DavisVaughan/ivs

requirement for iv subclass (non rcrd type)

Closed this issue · 3 comments

I'm wanting to build an age based interval vector and it makes sense to do this on top of {ivs}. I need this to work with data.table though so I'm considering building on top of a character vector and dealing with the coercion via iv_proxy.

A rough sketch of the implementation is given below but my question is whether I'm likely to run in to any unforeseen problems due to the class not being a strict subclass (i.e. the class below is age_iv not "age_iv" "iv" "vctrs_rcrd" "vctrs_vctr") or should everything (save printing) be handled due to iv_proxy and any issues arising I could consider a bug?

Hope this makes sense.

library(ivs)

new_age_iv <- function(start, end,...) {
    out <- sprintf("[%d, %d)", start, end)
    structure(out, class = "age_iv")
}

iv_proxy.age_iv <- function(x, ...) {
    start <- as.integer(sub("\\[([0-9]+), [0-9]+)","\\1",x))
    end <- as.integer(sub("\\[[0-9]+, ([0-9]+))","\\1",x))
    new_iv(start, end)
}

format.age_iv <- function(x, ...) format(iv_proxy.age_iv(x))

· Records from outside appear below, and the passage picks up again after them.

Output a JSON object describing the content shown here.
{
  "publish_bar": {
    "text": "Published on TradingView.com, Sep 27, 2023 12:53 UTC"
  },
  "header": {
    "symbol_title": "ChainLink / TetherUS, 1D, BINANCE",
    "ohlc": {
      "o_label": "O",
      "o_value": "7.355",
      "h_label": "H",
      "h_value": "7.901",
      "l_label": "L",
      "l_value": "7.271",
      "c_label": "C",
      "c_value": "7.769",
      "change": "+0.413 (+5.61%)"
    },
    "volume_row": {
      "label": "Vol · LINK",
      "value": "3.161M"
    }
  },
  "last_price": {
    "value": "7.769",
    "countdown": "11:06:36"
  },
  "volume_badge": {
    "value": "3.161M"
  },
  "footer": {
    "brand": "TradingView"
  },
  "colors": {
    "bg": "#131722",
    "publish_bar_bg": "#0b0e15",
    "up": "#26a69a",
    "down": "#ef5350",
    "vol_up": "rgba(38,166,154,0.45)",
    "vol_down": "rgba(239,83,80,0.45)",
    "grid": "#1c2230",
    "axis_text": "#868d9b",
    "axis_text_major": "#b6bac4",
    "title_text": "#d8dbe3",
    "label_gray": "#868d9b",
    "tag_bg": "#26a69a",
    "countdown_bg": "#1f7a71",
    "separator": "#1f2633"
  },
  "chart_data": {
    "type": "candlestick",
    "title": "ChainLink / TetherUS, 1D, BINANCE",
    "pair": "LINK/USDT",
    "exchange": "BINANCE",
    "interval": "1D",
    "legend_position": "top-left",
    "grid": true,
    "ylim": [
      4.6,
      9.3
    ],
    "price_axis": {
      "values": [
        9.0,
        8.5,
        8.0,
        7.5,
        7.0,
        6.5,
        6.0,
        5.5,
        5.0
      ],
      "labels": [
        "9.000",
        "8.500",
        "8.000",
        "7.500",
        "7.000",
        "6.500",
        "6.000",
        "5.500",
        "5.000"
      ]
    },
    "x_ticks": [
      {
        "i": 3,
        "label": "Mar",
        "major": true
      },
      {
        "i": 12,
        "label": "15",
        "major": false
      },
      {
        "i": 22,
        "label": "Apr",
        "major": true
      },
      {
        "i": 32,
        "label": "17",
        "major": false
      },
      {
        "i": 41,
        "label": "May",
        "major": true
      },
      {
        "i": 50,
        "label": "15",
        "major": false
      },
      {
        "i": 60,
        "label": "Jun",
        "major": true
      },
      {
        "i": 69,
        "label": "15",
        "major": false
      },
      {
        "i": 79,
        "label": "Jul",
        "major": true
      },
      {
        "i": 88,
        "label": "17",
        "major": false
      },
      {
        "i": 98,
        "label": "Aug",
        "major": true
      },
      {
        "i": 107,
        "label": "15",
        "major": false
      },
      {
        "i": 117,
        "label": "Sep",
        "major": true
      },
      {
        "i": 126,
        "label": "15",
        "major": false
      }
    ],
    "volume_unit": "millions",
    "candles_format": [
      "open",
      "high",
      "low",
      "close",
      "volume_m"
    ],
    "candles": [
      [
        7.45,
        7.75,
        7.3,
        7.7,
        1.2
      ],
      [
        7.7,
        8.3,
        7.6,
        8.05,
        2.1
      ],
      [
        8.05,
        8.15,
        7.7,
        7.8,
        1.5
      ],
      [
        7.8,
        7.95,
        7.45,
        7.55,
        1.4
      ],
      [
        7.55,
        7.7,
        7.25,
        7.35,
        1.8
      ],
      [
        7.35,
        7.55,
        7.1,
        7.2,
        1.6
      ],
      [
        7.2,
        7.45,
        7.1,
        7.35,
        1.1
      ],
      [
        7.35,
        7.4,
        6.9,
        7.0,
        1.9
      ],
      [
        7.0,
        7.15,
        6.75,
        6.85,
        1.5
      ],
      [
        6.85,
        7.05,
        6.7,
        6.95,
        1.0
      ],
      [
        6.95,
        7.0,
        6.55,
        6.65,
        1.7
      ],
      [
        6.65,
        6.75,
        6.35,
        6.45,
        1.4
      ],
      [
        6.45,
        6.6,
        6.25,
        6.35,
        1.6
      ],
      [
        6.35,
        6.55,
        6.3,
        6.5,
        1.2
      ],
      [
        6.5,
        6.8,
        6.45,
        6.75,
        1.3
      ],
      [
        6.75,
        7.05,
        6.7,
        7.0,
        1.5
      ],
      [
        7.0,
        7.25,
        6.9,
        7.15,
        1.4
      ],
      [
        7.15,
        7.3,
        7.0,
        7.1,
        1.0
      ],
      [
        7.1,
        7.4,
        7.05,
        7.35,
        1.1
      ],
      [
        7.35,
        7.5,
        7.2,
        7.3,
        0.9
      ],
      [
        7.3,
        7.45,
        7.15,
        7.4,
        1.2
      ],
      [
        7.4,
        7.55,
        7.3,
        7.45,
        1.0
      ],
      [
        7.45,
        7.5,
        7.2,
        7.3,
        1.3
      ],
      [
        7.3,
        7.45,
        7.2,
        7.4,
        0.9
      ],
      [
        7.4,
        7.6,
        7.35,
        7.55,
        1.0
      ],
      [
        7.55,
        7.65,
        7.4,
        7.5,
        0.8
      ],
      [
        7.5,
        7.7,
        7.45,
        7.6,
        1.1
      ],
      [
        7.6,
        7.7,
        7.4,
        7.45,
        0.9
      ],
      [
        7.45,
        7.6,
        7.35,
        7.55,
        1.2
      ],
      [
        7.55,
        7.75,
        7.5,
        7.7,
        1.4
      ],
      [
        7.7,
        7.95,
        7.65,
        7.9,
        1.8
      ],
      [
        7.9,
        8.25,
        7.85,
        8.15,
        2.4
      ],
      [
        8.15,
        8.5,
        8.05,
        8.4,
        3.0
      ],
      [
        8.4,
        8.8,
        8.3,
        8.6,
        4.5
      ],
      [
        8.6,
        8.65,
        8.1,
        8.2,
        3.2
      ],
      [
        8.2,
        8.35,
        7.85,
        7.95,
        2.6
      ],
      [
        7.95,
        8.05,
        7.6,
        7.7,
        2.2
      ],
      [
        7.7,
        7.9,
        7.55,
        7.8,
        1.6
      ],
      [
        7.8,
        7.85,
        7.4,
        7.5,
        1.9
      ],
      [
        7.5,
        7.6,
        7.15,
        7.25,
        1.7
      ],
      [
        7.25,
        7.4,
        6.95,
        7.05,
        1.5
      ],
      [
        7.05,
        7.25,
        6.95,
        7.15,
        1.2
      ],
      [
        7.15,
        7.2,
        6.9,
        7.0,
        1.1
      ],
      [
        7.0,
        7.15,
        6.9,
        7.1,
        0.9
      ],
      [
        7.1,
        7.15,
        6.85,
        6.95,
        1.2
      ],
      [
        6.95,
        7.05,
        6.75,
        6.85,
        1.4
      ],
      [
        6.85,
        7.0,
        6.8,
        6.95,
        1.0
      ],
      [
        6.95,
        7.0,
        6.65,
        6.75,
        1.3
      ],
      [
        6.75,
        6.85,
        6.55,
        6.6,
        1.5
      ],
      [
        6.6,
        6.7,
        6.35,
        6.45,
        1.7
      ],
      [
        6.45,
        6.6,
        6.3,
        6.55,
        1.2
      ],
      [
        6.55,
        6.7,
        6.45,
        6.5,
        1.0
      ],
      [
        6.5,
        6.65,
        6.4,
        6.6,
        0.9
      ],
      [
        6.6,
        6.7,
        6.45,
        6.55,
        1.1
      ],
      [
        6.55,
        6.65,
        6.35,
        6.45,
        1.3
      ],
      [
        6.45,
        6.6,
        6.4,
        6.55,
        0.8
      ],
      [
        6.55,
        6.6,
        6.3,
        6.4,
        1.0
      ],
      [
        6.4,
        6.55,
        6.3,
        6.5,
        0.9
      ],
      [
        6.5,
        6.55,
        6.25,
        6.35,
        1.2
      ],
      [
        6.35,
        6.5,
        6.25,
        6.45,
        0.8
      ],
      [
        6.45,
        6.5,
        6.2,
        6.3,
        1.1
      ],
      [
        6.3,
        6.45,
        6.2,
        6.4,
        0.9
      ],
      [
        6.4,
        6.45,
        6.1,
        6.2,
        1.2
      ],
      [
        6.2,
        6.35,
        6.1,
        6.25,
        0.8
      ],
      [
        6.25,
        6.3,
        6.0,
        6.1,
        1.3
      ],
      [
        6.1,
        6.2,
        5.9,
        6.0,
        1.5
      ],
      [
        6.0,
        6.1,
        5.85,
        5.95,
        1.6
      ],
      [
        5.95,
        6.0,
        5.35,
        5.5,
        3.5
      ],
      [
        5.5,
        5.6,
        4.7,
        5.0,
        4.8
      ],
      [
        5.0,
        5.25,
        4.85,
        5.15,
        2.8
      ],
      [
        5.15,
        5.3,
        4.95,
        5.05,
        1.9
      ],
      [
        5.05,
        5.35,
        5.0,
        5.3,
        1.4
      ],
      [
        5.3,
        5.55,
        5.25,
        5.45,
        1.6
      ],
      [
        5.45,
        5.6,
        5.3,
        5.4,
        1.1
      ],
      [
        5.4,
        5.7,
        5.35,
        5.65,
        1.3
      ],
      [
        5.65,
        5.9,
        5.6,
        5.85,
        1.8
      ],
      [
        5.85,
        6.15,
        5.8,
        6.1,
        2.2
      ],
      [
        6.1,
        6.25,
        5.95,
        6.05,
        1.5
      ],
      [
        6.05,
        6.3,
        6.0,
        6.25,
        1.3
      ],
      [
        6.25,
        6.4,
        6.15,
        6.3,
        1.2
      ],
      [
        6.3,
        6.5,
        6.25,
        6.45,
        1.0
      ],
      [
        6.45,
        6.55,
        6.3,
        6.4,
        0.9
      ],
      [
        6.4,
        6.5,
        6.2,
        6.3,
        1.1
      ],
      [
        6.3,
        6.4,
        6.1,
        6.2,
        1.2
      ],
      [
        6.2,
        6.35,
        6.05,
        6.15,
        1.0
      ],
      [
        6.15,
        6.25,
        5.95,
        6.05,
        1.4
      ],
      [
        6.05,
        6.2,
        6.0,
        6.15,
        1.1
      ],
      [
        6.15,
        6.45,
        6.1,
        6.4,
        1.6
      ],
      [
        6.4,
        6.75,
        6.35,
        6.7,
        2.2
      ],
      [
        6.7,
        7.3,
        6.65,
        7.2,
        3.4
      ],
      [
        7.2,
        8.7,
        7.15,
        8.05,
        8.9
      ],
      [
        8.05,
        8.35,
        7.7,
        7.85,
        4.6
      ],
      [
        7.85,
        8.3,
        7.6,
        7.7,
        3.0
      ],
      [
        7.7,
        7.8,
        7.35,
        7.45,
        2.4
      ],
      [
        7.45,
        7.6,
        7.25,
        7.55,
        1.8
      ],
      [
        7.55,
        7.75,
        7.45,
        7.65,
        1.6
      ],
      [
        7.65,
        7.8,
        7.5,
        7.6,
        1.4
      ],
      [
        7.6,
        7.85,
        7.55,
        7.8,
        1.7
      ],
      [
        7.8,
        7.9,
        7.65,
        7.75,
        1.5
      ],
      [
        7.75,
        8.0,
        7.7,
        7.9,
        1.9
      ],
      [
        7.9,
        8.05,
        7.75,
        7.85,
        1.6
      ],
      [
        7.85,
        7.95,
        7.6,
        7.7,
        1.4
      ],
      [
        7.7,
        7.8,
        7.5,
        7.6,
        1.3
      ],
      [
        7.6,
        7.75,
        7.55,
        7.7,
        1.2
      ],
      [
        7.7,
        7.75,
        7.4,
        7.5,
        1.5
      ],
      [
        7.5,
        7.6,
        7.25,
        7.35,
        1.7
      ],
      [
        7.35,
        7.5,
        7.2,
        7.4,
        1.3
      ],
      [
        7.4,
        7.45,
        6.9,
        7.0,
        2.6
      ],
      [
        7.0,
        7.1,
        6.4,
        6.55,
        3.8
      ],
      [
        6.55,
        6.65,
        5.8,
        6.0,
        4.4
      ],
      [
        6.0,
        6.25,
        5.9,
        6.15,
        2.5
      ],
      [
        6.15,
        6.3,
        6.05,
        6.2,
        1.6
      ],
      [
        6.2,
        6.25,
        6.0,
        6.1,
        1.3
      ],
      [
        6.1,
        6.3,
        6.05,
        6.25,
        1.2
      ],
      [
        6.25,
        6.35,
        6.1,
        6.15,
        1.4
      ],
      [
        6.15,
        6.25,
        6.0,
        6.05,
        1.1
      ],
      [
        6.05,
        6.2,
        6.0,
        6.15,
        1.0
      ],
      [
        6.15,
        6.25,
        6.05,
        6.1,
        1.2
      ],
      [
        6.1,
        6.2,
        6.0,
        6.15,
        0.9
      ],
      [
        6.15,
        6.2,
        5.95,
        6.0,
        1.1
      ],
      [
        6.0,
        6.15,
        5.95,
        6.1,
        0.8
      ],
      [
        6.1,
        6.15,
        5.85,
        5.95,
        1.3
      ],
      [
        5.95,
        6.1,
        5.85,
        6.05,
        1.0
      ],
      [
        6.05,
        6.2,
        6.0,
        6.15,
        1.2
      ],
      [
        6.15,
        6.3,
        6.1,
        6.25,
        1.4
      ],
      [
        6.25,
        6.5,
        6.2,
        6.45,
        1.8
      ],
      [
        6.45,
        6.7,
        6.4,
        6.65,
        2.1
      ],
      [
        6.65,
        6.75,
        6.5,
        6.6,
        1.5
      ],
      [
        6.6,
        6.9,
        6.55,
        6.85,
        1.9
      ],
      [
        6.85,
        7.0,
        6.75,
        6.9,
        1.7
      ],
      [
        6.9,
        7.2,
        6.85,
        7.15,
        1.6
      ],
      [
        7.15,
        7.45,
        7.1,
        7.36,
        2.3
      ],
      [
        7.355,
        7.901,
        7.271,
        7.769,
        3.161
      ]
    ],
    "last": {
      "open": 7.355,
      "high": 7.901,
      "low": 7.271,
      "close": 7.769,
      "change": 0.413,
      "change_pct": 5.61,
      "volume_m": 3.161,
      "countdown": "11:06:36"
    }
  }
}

iv_restore.age_iv <- function(x, to, ...) new_age_iv(iv_start(x), iv_end(x))

# seems to work
dat <- new_age_iv(c(1, 7, 5), c(2, 8, 9))
iv_groups(dat)
#> [1] "[1, 2)" "[5, 9)"
#> attr(,"class")
#> [1] "age_iv"
iv_complement(dat)
#> [1] "[2, 5)"
#> attr(,"class")
#> [1] "age_iv"

You are allowed to do this, and everything should work. I do test for this case through this helper https://github.com/DavisVaughan/ivs/blob/main/R/helper.R

But it will be very slow, I wonder if it would work better for you to keep your start/end vectors in separate columns, and just write a few wrappers around ivs that returns what you need for data table. Like:

library(data.table)
library(ivs)

my_groups <- function(start, end) {
  x <- iv(start, end)
  groups <- iv_groups(x)
  list(start = iv_start(groups), end = iv_end(groups))
}

dt <- data.table(start = c(1, 7, 5), end = c(2, 8, 9))

dt[, my_groups(start, end)]
#>    start end
#> 1:     1   2
#> 2:     5   9

Created on 2022-09-13 with reprex v2.0.2

Using a complex type as a base object is probably a bit faster, but Re() and Im() still allocate so it isn't free.

This also lets you get the typical vctrs subclass benefits

Not fully tested or thought through though, so use with care :)

library(data.table)
library(ivs)
library(vctrs)

new_age_iv <- function(start, end,...) {
  out <- complex(real = start, imaginary = end)
  new_vctr(out, class = "age_iv", inherit_base_type = FALSE)
}

iv_proxy.age_iv <- function(x, ...) {
  x <- unclass(x)
  start <- Re(x)
  end <- Im(x)
  new_iv(start, end)
}

format.age_iv <- function(x, ...) {
  format(iv_proxy.age_iv(x))
}

iv_restore.age_iv <- function(x, to, ...) {
  new_age_iv(iv_start(x), iv_end(x))
}

dat <- new_age_iv(c(1, 7, 5), c(2, 8, 9))
dat
#> <age_iv[3]>
#> [1] [1, 2) [7, 8) [5, 9)

dt <- data.table(dat = dat)
dt
#>       dat
#> 1: [1, 2)
#> 2: [7, 8)
#> 3: [5, 9)

dt[, .(groups = iv_groups(dat))]
#>    groups
#> 1: [1, 2)
#> 2: [5, 9)

Created on 2022-09-13 with reprex v2.0.2

Oh cool. I'd been trying to think of a way to avoid the character parsing overhead to no avail. I'll try that out. Using complex should also help with date intervals too - cheers!